NATO、欧州の責任分担増確認

NATO首脳会議に出席したトランプ米大統領(前列中央)ら=7日、トルコ・アンカラ(ゲッティ=共同)

 【アンカラ共同】米欧の軍事同盟、北大西洋条約機構(NATO)は8日、トルコで首脳会議の最終日を迎え、条約第5条に基づく集団防衛体制は強固だと確認し「欧州とカナダが同盟防衛により大きな責任を負う」とする首脳宣言を発表した。ルッテ事務総長は、米国への依存に不満を示すトランプ米大統領の求めに応じ、責任分担を増やしているとアピールした。

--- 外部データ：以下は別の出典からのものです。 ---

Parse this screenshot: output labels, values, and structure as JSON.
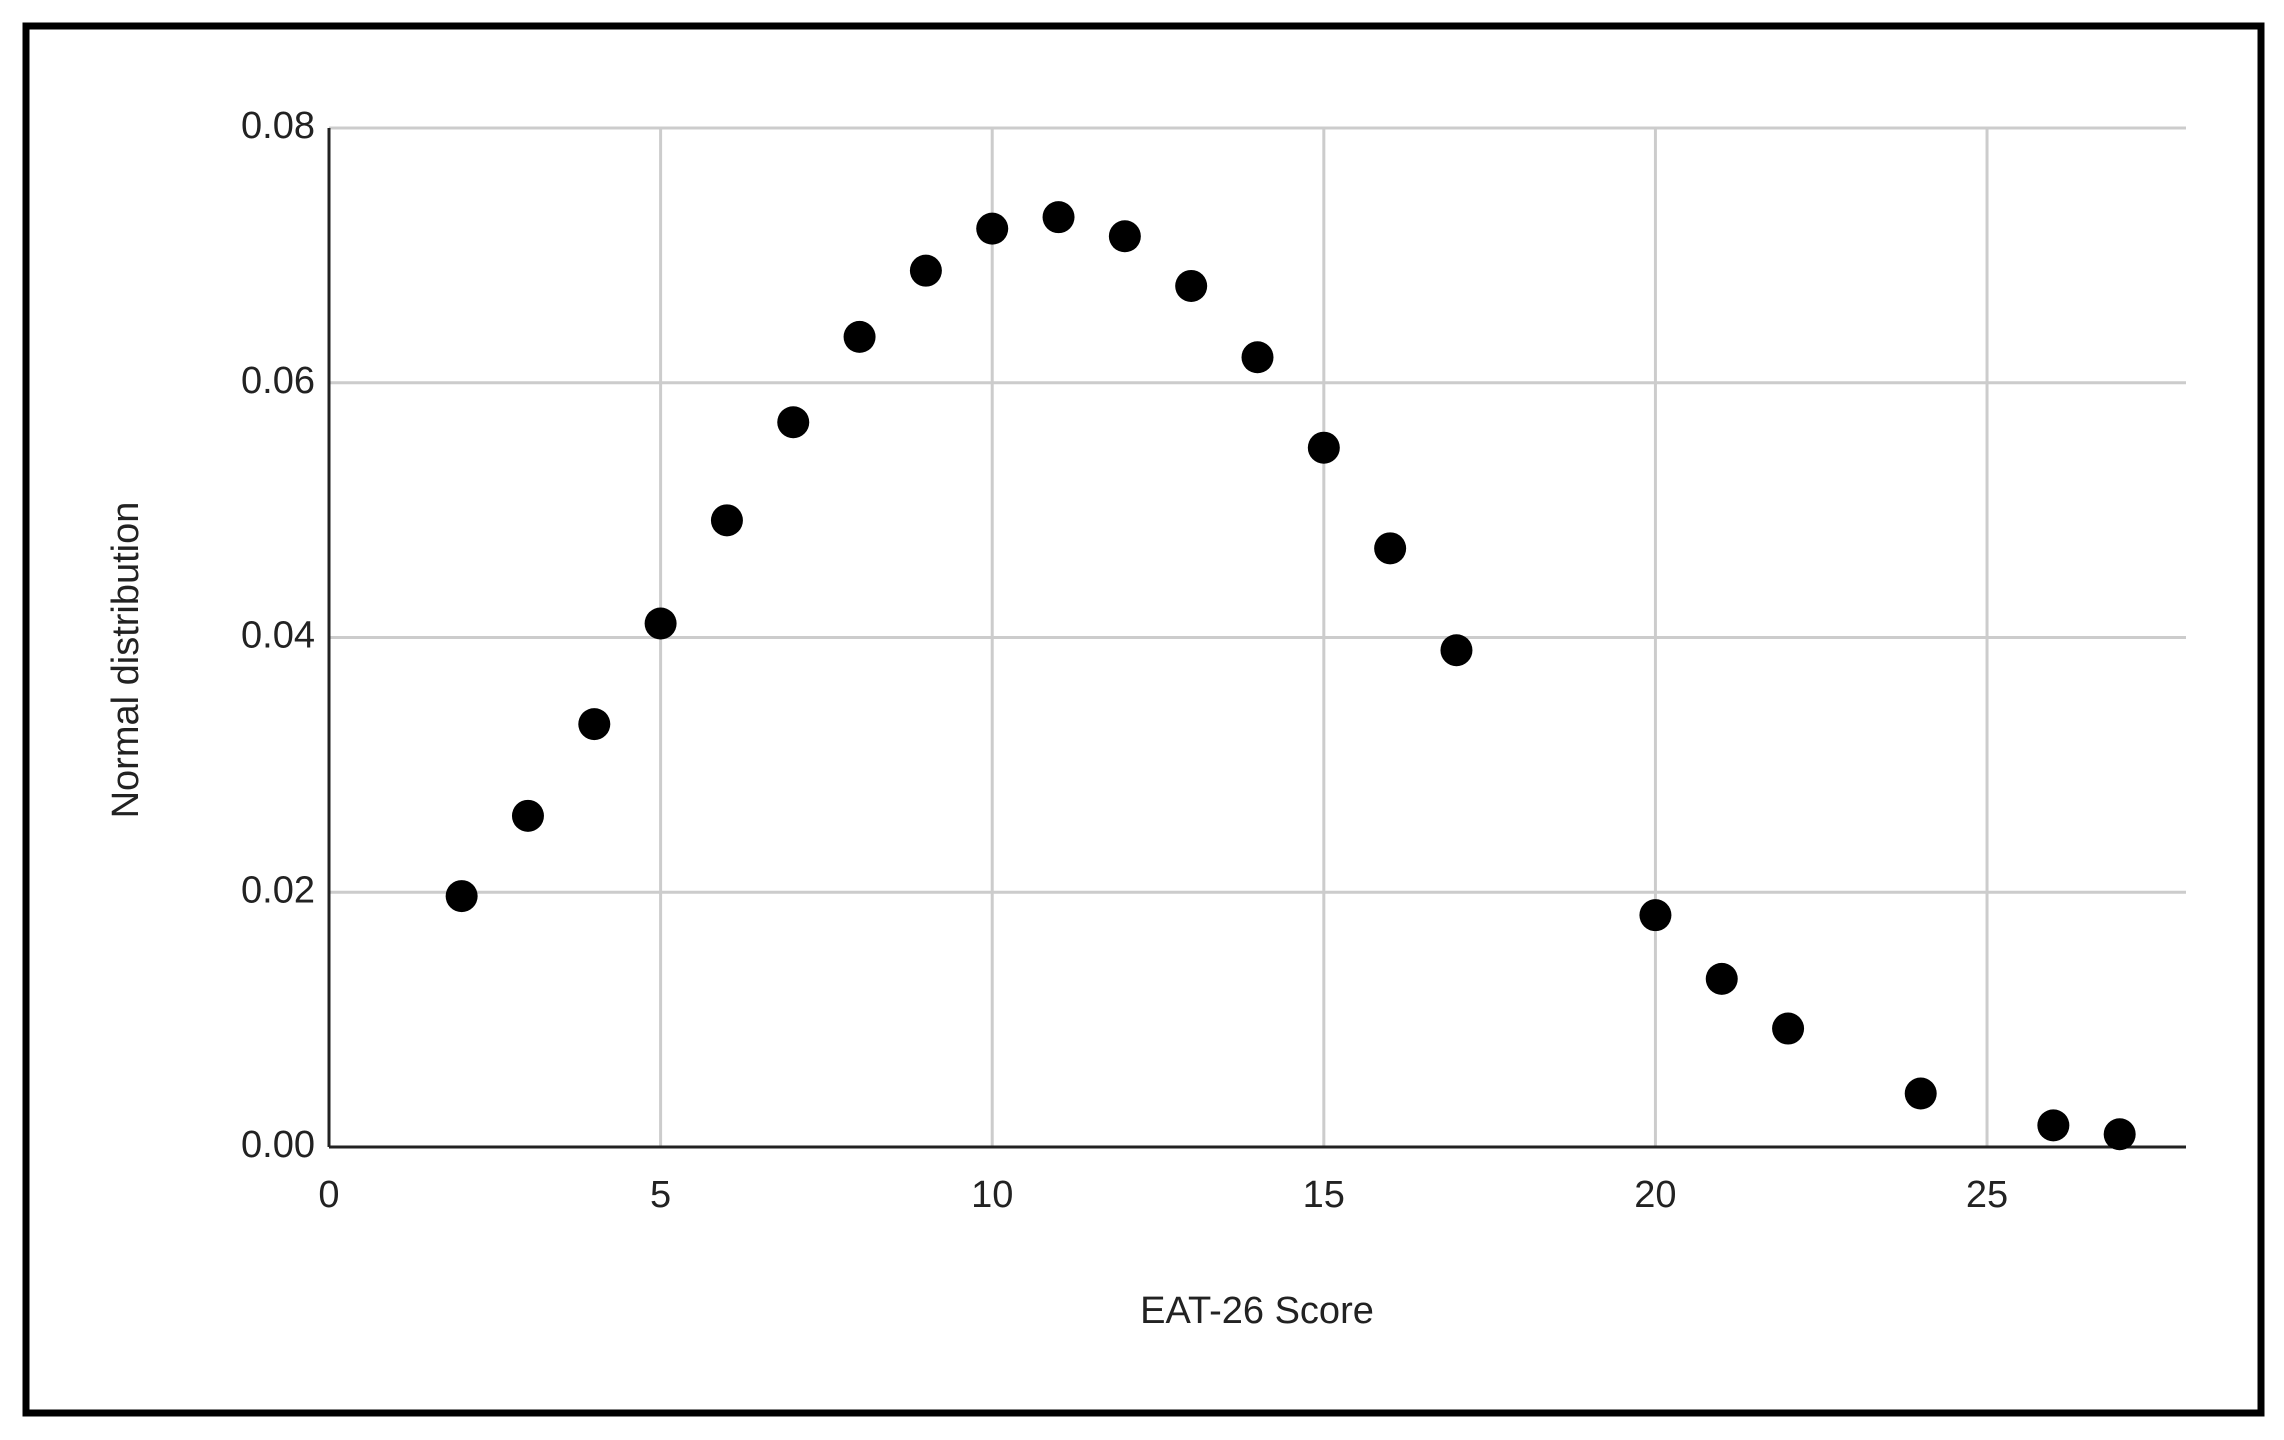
{
  "chart_data": {
    "type": "scatter",
    "x_label": "EAT-26 Score",
    "y_label": "Normal distribution",
    "x": [
      2,
      3,
      4,
      5,
      6,
      7,
      8,
      9,
      10,
      11,
      12,
      13,
      14,
      15,
      16,
      17,
      20,
      21,
      22,
      24,
      26,
      27
    ],
    "values": [
      0.0197,
      0.026,
      0.0332,
      0.0411,
      0.0492,
      0.0569,
      0.0636,
      0.0688,
      0.0721,
      0.073,
      0.0715,
      0.0676,
      0.062,
      0.0549,
      0.047,
      0.039,
      0.0182,
      0.0132,
      0.0093,
      0.0042,
      0.0017,
      0.001
    ],
    "color": "#000000",
    "xlim": [
      0,
      28
    ],
    "xticks": [
      0,
      5,
      10,
      15,
      20,
      25
    ],
    "ylim": [
      0,
      0.08
    ],
    "yticks": [
      {
        "value": 0,
        "label": "0.00"
      },
      {
        "value": 0.02,
        "label": "0.02"
      },
      {
        "value": 0.04,
        "label": "0.04"
      },
      {
        "value": 0.06,
        "label": "0.06"
      },
      {
        "value": 0.08,
        "label": "0.08"
      }
    ],
    "grid": true
  }
}
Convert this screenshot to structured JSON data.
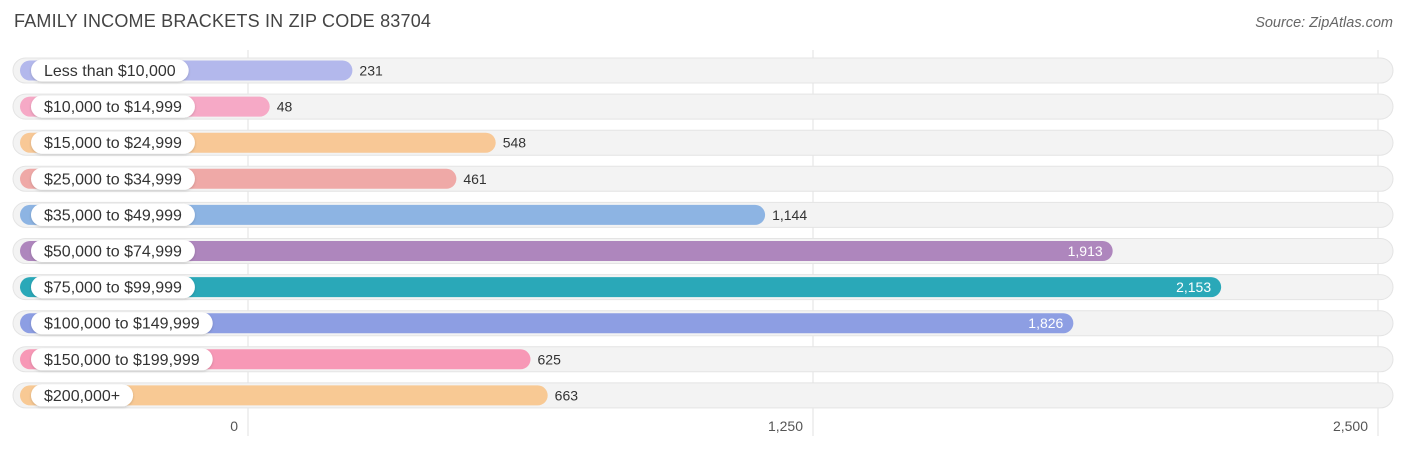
{
  "header": {
    "title": "FAMILY INCOME BRACKETS IN ZIP CODE 83704",
    "source": "Source: ZipAtlas.com"
  },
  "chart_data": {
    "type": "bar",
    "orientation": "horizontal",
    "title": "FAMILY INCOME BRACKETS IN ZIP CODE 83704",
    "categories": [
      "Less than $10,000",
      "$10,000 to $14,999",
      "$15,000 to $24,999",
      "$25,000 to $34,999",
      "$35,000 to $49,999",
      "$50,000 to $74,999",
      "$75,000 to $99,999",
      "$100,000 to $149,999",
      "$150,000 to $199,999",
      "$200,000+"
    ],
    "values": [
      231,
      48,
      548,
      461,
      1144,
      1913,
      2153,
      1826,
      625,
      663
    ],
    "value_labels": [
      "231",
      "48",
      "548",
      "461",
      "1,144",
      "1,913",
      "2,153",
      "1,826",
      "625",
      "663"
    ],
    "colors": [
      "#b3b8ec",
      "#f6a9c6",
      "#f8c896",
      "#efa9a7",
      "#8db4e3",
      "#ae86bd",
      "#2aa8b8",
      "#8d9ee3",
      "#f798b6",
      "#f8c994"
    ],
    "xlim": [
      0,
      2500
    ],
    "xticks": [
      0,
      1250,
      2500
    ],
    "xtick_labels": [
      "0",
      "1,250",
      "2,500"
    ],
    "grid": true,
    "legend": "none"
  }
}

 NATO首脳会議の成果文書では翌年の開催地に言及されるのが通例だが、今回の宣言には記載はなかった。NATOに懐疑的なトランプ氏を交えた会合を毎年開くことを不安視する声も多く、隔年開催も検討されており、結束の揺らぎを象徴した。

 首脳宣言は、イランが核兵器を保有してはならないと再確認し、ホルムズ海峡での航行の自由を尊重するようイランに要求した。

 昨年の首脳宣言では、トルコの次はアルバニアで首脳会議を開催と明示。だがアルバニアは国防費が国内総生産(GDP)比2%とNATO内で最低水準にとどまっており、トランプ氏の反発も予想された。